Tropical Storm Isaac‘s soaking at the end of August started lake levels climbing. The steady rains of September and October that followed, capped by Sandy’s showers, kept the lake water rising even as the draining continued.
Sandy dropped as much as 3 inches of rainfall in parts of South Florida, according to the South Florida Water Management District.
Gray said Lake Okeechobee didn’t receive that much, but with the region already saturated any rainfall adds to the stormwater runoff flowing into the lake.
“We continue to receive a lot of water into the lake, and the discharges are important so we can continue to maintain storage capacity for the remaining five weeks of hurricane season,” said Lt. Col. Tom Greco, the Army Corps’ Deputy District Commander for South Florida.
Lake Okeechobee water once naturally overlapped its southern shores and flowed south to replenish the Everglades.
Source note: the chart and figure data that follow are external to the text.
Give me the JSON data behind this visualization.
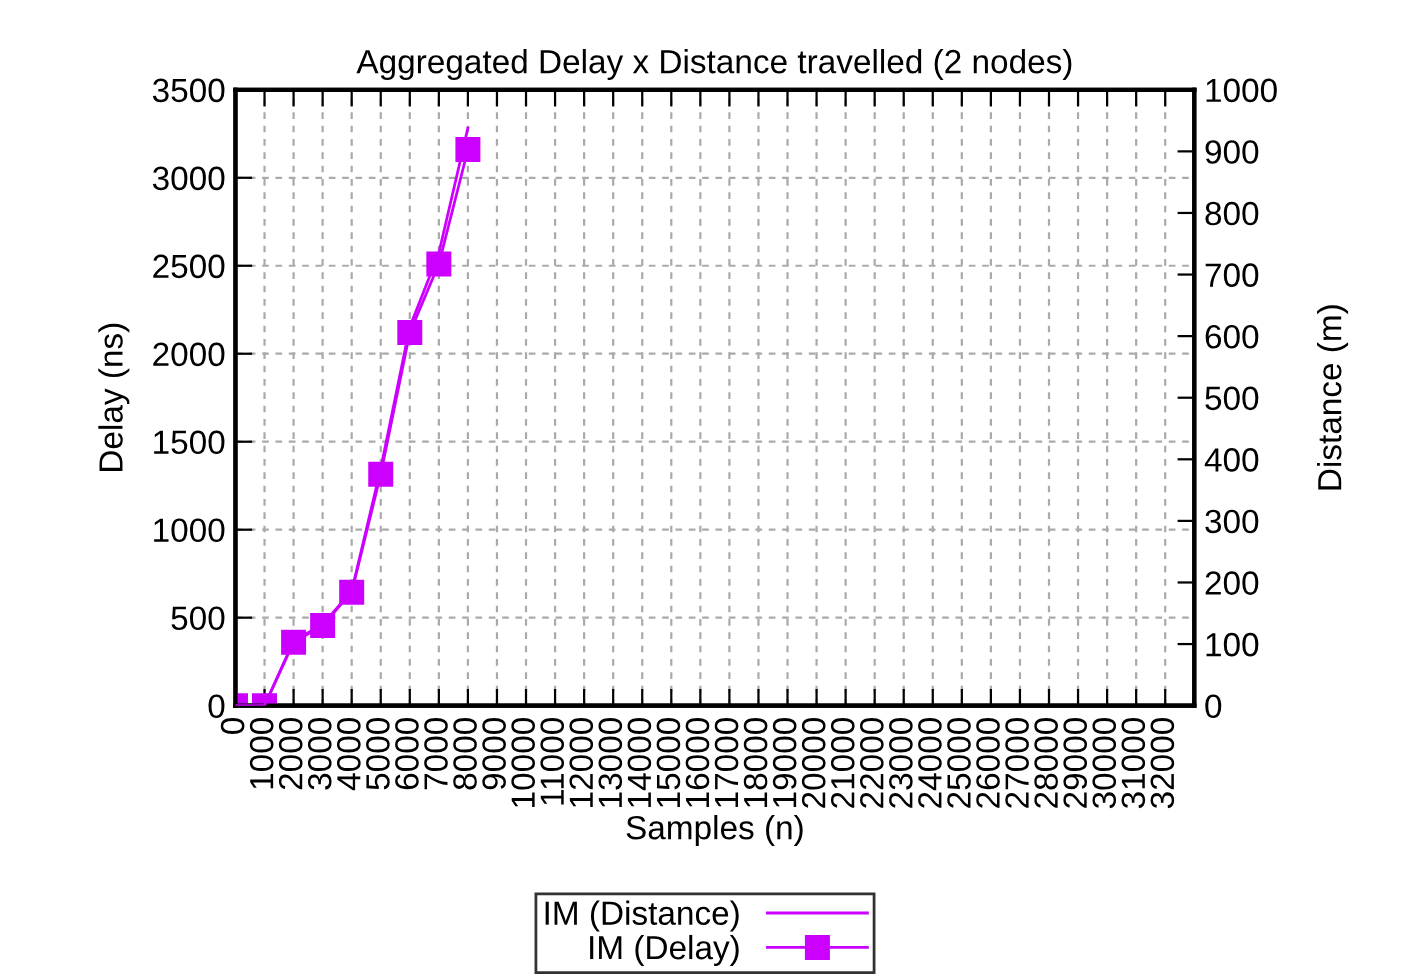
{
  "chart_data": {
    "type": "line",
    "title": "Aggregated Delay x Distance travelled (2 nodes)",
    "xlabel": "Samples (n)",
    "ylabel": "Delay (ns)",
    "y2label": "Distance (m)",
    "x": [
      0,
      1000,
      2000,
      3000,
      4000,
      5000,
      6000,
      7000,
      8000
    ],
    "series": [
      {
        "name": "IM (Distance)",
        "color": "#cc00ff",
        "axis": "y2",
        "marker": "none",
        "values": [
          0,
          0,
          105,
          132,
          186,
          385,
          615,
          735,
          938
        ]
      },
      {
        "name": "IM (Delay)",
        "color": "#cc00ff",
        "marker": "square",
        "values": [
          0,
          0,
          360,
          455,
          645,
          1315,
          2120,
          2510,
          3160
        ]
      }
    ],
    "xlim": [
      0,
      33000
    ],
    "xticks": [
      0,
      1000,
      2000,
      3000,
      4000,
      5000,
      6000,
      7000,
      8000,
      9000,
      10000,
      11000,
      12000,
      13000,
      14000,
      15000,
      16000,
      17000,
      18000,
      19000,
      20000,
      21000,
      22000,
      23000,
      24000,
      25000,
      26000,
      27000,
      28000,
      29000,
      30000,
      31000,
      32000
    ],
    "ylim": [
      0,
      3500
    ],
    "yticks": [
      0,
      500,
      1000,
      1500,
      2000,
      2500,
      3000,
      3500
    ],
    "y2lim": [
      0,
      1000
    ],
    "y2ticks": [
      0,
      100,
      200,
      300,
      400,
      500,
      600,
      700,
      800,
      900,
      1000
    ],
    "grid": true,
    "legend": "bottom",
    "line_style": "solid"
  }
}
But decades of draining and pumping to make way for South Florida agriculture and development corralled the lake water; allowing the Army Corps to dump lake water west into the Caloosahatchee River and east into the St. Lucie River to drain it out to sea when water levels rises too high for the dike.
The infusion of lake water brings pollution and throws off the delicate balance of salt and fresh water in the estuaries. Dumping lake water since September already has fish leaving, oyster beds dying and fishermen staying away from the St. Lucie River, said Leon Abood, president of the Rivers Coalition.
“It’s extremely frustrating,” Abood said. “It is a problem that has been plaguing this area for decades.”
Elevated lake water levels can also have damaging environmental consequences, drowning the aquatic plants vital to lake fishing grounds.
The Amy Corps is in the midst of a decades-long, multibillion-dollar effort to strengthen the lake’s dike.
The Corps in October completed the initial 21-mile stretch of a reinforcing wall being built through the middle of the dike to help stop erosion. That took five years and more than $360 million and now the corps is working on a study, expected to last until 2014, aimed at determining how to proceed with upgrading the rest of the 143-mile-long dike.
Beyond fixing the dike, environmental advocates contend that jumpstarting the reservoirs and water treatment areas envisioned for state and federal Everglades restoration efforts would help the lake and protect the estuaries.
“We have got to find a permanent solution,” Abood said. “Move the water south the way Mother Nature intended.”